Sabine: Es gibt ja immer offene Fragen in der Geschichte. Dafür Lösungen zu finden, die die Lücken der Überlieferung füllen, ist sehr interessant. In der Geschichtsschreibung werden aus Fakten gewisse Folgerungen gezogen, die dann oft als zwingend dargestellt werden. Da fragen wir zwangsläufig: Warum soll es gerade so gewesen sein?

Histo Journal: Euer erster gemeinsamer Roman spiegelt auch in der Form die duale Autorschaft, er spielt auf zwei Zeitebenen.

Martin: Ja, das war »Das Geheimnis der Madonna«, ein Hansekrimi aus Lippstadt. Oh, bei einer Lesung daraus wären wir fast mal gelyncht worden.

Sabine: Stimmt! Es ist schon erstaunlich, wenn Menschen gefoltert werden, macht das den Leuten nichts aus …

Martin: … aber in dem Roman wird einem Kätzchen der Hals umgedreht … Und schon herrschte große Entrüstung!

Sabine: Wahrscheinlich spielte dabei das Unerwartete des Ereignisses eine große Rolle für die Empörung. Der Tod des Kätzchens war in dem friedvollen Zusammenhang nicht absehbar.

Histo Journal: Ursprünglich solltest Du, Sabine, den Roman schreiben?

Sabine: Der Verlag war damals mit dem Thema des Hanseromans an mich herangetreten. Allerdings war der Zeitrahmen total knapp und ich hatte keine Erfahrung mit historischen Romanen. Martin hatte ja immerhin in einem Krimi einen historischen Faden, der ihm viel Spaß gemacht hat.

Histo Journal: Gute Voraussetzungen also für die gemeinsame Arbeit.

Martin: Das sahen wir auch so.

Sabine: Auf jeden Fall hatten wir so viel Spaß dabei, dass wir ein Jahr später {2008 d. Red.} einen weiteren Roman geschrieben haben, der auf zwei Zeitebenen spielt.

Histo Journal: »Das Vermächtnis der Schreiberin«, ein Esslingen-Krimi.

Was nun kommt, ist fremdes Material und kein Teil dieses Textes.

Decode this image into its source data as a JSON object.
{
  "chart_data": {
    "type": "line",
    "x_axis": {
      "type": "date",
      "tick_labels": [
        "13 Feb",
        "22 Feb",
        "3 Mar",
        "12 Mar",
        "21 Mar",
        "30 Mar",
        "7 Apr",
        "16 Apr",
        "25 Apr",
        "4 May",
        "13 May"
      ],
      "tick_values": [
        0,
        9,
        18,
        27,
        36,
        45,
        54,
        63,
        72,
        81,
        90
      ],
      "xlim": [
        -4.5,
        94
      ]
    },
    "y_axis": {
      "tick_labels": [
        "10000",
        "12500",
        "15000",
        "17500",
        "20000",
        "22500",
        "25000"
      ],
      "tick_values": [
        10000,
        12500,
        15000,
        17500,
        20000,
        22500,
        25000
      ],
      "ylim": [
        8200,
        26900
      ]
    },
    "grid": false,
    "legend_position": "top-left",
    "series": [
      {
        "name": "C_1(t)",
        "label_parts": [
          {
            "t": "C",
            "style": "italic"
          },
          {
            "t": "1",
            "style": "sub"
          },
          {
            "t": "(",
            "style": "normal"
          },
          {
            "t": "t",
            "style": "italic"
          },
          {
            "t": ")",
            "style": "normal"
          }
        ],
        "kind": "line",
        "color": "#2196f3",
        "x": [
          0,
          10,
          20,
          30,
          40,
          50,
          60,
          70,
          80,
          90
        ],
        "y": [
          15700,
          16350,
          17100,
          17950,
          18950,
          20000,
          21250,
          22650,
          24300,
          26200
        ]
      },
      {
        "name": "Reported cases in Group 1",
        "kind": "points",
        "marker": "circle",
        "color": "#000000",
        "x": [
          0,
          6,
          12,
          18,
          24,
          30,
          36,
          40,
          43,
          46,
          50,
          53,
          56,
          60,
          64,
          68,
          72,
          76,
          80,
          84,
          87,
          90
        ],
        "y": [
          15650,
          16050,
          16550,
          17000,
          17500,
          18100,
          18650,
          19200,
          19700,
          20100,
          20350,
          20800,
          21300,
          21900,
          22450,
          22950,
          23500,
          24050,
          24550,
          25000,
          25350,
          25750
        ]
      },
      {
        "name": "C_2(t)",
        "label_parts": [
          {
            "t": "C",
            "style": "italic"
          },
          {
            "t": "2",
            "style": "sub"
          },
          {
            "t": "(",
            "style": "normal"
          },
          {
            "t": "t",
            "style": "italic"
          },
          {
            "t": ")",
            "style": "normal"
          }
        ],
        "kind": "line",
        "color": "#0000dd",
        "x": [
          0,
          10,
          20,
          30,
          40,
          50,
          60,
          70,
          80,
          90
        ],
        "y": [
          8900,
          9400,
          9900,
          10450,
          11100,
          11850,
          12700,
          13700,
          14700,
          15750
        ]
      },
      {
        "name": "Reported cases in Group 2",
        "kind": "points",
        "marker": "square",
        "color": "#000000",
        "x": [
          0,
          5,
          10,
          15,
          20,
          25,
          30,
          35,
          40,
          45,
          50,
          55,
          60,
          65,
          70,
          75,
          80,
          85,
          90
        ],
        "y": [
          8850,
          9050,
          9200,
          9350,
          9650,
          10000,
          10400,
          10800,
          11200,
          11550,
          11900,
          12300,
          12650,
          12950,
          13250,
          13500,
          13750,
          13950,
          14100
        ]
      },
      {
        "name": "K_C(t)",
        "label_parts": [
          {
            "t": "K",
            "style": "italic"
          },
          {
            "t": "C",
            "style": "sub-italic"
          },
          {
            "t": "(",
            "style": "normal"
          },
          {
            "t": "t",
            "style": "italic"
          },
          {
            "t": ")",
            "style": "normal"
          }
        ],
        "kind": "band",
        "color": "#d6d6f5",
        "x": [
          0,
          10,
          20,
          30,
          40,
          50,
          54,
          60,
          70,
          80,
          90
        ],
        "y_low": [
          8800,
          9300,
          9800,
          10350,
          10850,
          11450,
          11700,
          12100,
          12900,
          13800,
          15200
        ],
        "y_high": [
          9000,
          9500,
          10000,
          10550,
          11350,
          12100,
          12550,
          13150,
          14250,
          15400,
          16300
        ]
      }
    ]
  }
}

Martin: Er spielt auf dem Mittelaltermarkt, der die Verbindung zwischen den Zeitebenen bildet. Bei dem hat Sabine den historischen Teil geschrieben.

Histo Journal: Und im folgenden Jahr, 2009, hat Sabine dann ihren ersten alleinigen historischen Roman vorgelegt, die »Schwarzseidene Dame«, einen Düsseldorf Krimi, der Anfang des 19. Jahrhunderts spielt. Und 2012 betritt dann endlich Sabine Martin das Parkett des historischen Romans. Es braucht nicht viel Überlegung, um zu erraten, wer sich hinter dem Pseudonym verbirgt. Mittlerweile sind fünf Romane von Euch erschienen, der sechste «Die Königin der Diebe« ist für dieses Jahr angekündigt. Hat sich mit der wachsenden Erfahrung in der Teamarbeit Eure Vorgehensweise verändert?

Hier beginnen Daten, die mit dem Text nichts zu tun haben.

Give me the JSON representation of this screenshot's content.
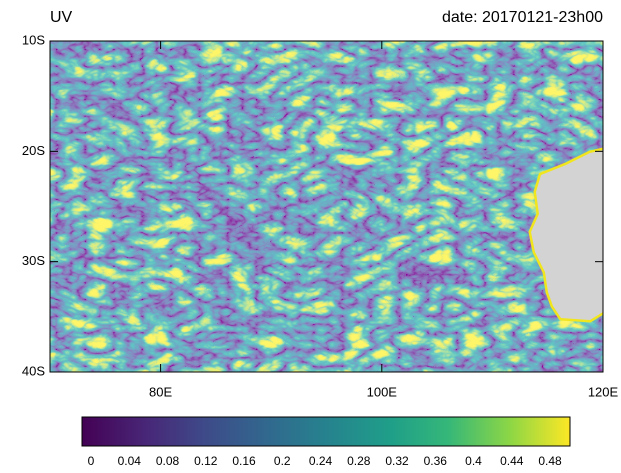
{
  "title": "UV",
  "date_label": "date: 20170121-23h00",
  "map": {
    "xlim": [
      70,
      120
    ],
    "ylim": [
      -40,
      -10
    ],
    "xticks": [
      {
        "value": 80,
        "label": "80E"
      },
      {
        "value": 100,
        "label": "100E"
      },
      {
        "value": 120,
        "label": "120E"
      }
    ],
    "yticks": [
      {
        "value": -10,
        "label": "10S"
      },
      {
        "value": -20,
        "label": "20S"
      },
      {
        "value": -30,
        "label": "30S"
      },
      {
        "value": -40,
        "label": "40S"
      }
    ]
  },
  "colorbar": {
    "ticks": [
      0,
      0.04,
      0.08,
      0.12,
      0.16,
      0.2,
      0.24,
      0.28,
      0.32,
      0.36,
      0.4,
      0.44,
      0.48
    ]
  }
}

Sabine: Eigentlich nicht. Na ja, beim ersten Roman kannten wir uns ja erst ein halbes Jahr. Da bot es sich an, dass jeder einen eigenen Handlungsstrang schrieb. Sozusagen zum Ausprobieren, wie die Zusammenarbeit funktioniert.

Martin: Es hat sich aber schnell gezeigt, dass wir gut zusammenarbeiten können.

Sabine: Den Plot und die Figuren haben wir allerdings schon von Anfang an gemeinsam entwickelt. Wir recherchieren beide über das jeweilige Thema und erarbeiten dann einen detaillierten Szenenplan, allerdings nur für den Einstieg. Alles Weitere kommt dann nach und nach dazu, die Geschichte entwickelt sich ständig weiter und so können wir auf Veränderungen bzw. Entwicklung der Figuren eingehen. Wenn es ans Schreiben geht, fängt einer an, und gibt seinen Text dann an den anderen ab. Der überarbeitet das Vorhandene und schreibt weiter.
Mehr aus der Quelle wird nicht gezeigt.